Este 14 de julio se cumplen 24 años de la muerte de Joaquín Balaguer, una figura política que gobernó República Dominicana con un estilo enigmático hasta sus últimos días. Su herencia es un tema de debate constante, dividiendo a la sociedad entre quienes reconocen sus logros en infraestructura y medioambiente, y quienes critican los oscuros episodios de represión política durante sus mandatos. Su vida y obra continúan siendo un objeto de estudio y discusión en el país.
Se levantaba antes del amanecer, tomaba una taza de café negro y, para las seis de la mañana, ya se encontraba ante un escritorio lleno de papeles que sus ojos no podían distinguir. Joaquín Balaguer Ricardo dirigió la nación de memoria durante sus últimos años, guiándose por las voces de sus colaboradores y una imagen mental detallada de cada rincón de la República Dominicana. Este 14 de julio se conmemoran veinticuatro años desde la madrugada en que su corazón dejó de latir a los noventa y cinco años, dejando atrás uno de los legados más complejos de la historia caribeña.
Para comprender la magnitud de Balaguer, no es necesario acudir a los suntuosos salones del Palacio Nacional, sino a su emblemática residencia en la avenida Máximo Gómez número 25. Allí, en una habitación desprovista de lujos, rodeado de alfombras desgastadas y miles de volúmenes organizados por estrictas categorías de historia y poesía, se decidía el destino del país. Ataviado con su habitual traje oscuro y su sombrero, Balaguer proyectaba la imagen de un asceta civil, una sobriedad personal casi extrema que empleaba como una defensa política impecable.
En la opinión pública, su legado es un campo de contradicciones absolutas que aún hoy divide a los dominicanos en las tertulias: El constructor y el ecologista: Aquellos que defienden su memoria observan el mapa del país. Balaguer cubrió el territorio de construcciones: presas hidroeléctricas, complejos de viviendas populares, el Faro a Colón y avenidas que configuraron el Santo Domingo moderno. Sorprendentemente, combinó esa pasión por la edificación con una mano dura para la protección del entorno natural: cerró aserraderos mediante la fuerza militar y estableció los parques nacionales que hoy resguardan las fuentes de agua del país.
Las sombras del régimen: En la otra perspectiva, permanecen las heridas abiertas de los denominados “Doce Años” (1966-1978). Un periodo sombrío caracterizado por la intolerancia política, el exilio forzoso, la censura a los medios y una lista de jóvenes profesionales y líderes de izquierda cuyas vidas fueron segadas por fuerzas militares y paramilitares como “La Banda Colorá”. Para este sector de la sociedad, Balaguer fue el individuo que perfeccionó las técnicas de control de la dictadura de Trujillo para adaptarlas a la democracia.
Gobernar en la ceguera total acentuó su misterio. No necesitaba leer un discurso para emocionar o silenciar a una audiencia; manejaba la oratoria con una precisión notable. Podía recitar poemas clásicos de memoria o pronunciar frases que se arraigaron para siempre en la esencia de la política local, como la célebre afirmación de que la corrupción se detenía en la entrada de mi despacho, o el enigma de la página en blanco en su libro Memorias de un cortesano, donde prometió revelar el secreto del asesinato del periodista Orlando Martínez.

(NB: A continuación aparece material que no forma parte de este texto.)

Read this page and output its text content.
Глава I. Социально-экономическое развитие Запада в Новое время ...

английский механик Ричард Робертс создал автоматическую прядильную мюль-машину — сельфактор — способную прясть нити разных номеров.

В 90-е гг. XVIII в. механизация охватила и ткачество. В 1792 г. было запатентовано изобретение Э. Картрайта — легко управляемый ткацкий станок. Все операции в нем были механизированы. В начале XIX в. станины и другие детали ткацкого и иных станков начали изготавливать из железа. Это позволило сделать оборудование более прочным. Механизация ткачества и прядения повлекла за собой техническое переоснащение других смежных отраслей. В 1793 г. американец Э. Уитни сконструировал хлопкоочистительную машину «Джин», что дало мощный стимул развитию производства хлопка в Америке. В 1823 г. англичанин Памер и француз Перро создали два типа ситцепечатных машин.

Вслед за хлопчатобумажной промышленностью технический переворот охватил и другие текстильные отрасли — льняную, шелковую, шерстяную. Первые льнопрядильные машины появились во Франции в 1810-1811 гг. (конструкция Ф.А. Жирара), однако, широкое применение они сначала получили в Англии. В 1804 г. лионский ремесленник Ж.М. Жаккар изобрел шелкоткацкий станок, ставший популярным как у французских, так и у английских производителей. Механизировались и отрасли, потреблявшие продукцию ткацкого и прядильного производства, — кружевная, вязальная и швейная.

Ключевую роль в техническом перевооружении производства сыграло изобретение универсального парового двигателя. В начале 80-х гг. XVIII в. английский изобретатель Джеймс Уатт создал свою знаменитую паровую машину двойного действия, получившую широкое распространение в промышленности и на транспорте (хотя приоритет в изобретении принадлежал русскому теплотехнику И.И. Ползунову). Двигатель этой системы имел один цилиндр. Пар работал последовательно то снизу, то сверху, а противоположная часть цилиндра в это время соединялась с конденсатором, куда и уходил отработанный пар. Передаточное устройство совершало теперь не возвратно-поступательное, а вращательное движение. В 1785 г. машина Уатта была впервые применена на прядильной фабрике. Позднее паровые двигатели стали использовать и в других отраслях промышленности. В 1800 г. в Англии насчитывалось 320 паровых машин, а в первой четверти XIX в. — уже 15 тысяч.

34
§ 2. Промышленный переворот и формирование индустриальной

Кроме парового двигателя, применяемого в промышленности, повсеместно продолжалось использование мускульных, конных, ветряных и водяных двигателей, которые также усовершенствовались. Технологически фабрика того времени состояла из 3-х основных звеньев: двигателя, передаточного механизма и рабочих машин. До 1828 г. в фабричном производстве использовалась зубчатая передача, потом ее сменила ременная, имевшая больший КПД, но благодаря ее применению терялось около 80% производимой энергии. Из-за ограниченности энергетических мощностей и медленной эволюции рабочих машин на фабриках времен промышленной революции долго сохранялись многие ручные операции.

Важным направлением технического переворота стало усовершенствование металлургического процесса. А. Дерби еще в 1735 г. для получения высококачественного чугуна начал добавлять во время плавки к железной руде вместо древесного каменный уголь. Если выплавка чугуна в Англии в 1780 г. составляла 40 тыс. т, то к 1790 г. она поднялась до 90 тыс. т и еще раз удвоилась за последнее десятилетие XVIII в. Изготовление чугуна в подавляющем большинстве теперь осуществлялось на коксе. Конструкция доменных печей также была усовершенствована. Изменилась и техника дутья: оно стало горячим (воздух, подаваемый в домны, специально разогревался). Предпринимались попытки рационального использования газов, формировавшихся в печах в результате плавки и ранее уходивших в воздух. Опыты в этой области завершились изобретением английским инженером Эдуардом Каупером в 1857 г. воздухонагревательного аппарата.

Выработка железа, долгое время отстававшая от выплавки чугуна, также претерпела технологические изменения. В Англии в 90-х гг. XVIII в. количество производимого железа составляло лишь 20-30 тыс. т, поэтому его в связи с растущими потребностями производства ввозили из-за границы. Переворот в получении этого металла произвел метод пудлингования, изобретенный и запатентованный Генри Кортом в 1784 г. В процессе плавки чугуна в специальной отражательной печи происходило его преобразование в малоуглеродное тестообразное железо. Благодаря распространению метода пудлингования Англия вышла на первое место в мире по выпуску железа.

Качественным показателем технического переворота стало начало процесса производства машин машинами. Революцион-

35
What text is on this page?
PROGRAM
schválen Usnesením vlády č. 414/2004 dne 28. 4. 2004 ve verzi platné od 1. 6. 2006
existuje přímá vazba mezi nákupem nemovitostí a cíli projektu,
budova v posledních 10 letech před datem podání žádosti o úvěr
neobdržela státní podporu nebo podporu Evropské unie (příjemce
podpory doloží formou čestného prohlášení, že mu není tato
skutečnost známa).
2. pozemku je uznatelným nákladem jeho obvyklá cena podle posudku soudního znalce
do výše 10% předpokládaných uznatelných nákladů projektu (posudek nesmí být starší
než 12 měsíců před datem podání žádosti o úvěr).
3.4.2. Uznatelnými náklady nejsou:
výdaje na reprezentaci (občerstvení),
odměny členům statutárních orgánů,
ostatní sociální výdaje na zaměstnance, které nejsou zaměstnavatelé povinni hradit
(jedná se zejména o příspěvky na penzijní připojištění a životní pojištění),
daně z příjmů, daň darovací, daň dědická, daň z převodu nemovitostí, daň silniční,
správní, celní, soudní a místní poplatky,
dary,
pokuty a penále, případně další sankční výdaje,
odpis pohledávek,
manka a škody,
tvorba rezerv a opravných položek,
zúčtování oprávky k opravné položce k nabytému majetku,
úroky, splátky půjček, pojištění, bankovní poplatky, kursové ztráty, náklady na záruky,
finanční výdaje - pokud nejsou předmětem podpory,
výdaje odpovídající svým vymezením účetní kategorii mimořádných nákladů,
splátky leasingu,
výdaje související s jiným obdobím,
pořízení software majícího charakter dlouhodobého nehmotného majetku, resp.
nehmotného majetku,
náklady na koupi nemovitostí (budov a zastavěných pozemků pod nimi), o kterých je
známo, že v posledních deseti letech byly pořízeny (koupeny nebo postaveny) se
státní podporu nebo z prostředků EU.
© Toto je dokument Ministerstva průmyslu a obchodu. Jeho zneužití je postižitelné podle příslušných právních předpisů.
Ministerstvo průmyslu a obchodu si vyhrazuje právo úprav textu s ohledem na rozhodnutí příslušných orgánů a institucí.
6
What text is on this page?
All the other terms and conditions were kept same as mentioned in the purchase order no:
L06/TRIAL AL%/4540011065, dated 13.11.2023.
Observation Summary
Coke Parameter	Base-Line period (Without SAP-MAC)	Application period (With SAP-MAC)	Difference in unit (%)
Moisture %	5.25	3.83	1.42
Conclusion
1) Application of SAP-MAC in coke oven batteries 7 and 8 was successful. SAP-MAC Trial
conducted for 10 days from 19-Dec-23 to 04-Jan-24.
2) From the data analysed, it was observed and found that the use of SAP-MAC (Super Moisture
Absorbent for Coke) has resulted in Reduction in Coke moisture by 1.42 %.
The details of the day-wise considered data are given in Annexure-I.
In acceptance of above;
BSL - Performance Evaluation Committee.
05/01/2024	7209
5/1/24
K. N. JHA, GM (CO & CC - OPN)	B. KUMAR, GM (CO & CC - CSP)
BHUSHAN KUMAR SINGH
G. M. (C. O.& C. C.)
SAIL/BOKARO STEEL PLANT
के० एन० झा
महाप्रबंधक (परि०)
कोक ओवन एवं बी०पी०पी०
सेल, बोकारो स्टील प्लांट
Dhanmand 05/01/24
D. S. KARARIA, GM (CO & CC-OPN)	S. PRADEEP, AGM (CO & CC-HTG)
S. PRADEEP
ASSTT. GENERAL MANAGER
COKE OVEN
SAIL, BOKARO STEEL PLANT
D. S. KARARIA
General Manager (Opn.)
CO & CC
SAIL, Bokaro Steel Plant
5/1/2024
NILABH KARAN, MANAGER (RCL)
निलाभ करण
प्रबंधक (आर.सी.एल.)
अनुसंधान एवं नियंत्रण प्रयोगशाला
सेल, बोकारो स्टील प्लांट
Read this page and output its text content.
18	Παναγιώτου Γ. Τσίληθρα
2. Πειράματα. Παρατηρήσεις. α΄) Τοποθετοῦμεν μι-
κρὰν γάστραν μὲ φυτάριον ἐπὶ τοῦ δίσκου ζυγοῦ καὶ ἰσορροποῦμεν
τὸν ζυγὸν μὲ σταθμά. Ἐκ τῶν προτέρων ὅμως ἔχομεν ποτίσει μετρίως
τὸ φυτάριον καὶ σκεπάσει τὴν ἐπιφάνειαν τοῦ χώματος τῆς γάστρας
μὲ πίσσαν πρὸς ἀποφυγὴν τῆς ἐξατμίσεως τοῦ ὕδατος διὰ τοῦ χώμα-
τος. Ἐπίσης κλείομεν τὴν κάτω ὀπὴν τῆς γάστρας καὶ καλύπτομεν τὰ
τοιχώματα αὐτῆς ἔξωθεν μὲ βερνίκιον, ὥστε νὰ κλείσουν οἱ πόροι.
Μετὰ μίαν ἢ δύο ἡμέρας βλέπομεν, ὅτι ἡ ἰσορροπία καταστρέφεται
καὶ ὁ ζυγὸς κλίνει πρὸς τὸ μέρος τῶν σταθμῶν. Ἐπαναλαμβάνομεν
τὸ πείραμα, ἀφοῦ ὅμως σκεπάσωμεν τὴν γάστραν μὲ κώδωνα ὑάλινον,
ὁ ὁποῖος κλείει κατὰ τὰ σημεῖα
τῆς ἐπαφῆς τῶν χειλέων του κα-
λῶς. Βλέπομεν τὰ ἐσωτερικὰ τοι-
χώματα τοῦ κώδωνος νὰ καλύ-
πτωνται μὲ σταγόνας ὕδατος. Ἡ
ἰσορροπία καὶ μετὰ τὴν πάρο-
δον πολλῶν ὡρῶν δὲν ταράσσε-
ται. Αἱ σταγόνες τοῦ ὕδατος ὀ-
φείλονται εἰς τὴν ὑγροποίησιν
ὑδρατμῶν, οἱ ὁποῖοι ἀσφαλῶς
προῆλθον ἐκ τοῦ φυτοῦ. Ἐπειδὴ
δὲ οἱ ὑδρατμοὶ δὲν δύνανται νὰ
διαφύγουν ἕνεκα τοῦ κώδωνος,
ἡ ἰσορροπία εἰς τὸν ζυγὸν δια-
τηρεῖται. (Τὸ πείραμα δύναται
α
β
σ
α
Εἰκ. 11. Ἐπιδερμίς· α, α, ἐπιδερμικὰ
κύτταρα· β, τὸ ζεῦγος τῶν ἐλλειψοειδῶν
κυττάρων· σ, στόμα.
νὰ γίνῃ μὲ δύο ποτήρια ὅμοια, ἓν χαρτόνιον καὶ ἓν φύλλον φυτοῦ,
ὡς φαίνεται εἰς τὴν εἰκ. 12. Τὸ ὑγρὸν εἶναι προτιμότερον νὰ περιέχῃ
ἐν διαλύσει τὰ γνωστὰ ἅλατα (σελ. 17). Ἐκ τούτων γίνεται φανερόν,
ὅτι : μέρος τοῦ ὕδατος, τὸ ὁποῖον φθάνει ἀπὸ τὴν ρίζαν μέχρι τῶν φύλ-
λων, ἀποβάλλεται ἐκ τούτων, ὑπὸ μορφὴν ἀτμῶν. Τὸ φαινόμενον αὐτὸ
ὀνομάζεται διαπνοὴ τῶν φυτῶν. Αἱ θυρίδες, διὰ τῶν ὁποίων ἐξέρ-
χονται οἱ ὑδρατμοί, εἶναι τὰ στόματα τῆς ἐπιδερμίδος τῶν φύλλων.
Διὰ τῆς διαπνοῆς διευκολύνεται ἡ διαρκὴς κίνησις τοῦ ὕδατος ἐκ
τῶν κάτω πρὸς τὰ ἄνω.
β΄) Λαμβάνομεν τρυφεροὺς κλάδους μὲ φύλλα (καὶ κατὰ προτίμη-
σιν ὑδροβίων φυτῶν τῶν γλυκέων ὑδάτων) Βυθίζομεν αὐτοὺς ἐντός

El 14 de julio de 2002, miles de personas salieron a las calles de Santo Domingo para ver pasar el ataúd de un hombre que nunca se casó, que no dejó herederos públicos conocidos y que convirtió el poder en su única razón de existir. A más de dos décadas de su partida, las dos Repúblicas Dominicanas que él forjó siguen debatiendo frente a su tumba: la que agradece la vivienda y la modernización del Estado, y la que aún exige justicia por los caídos en el silencio de sus calles.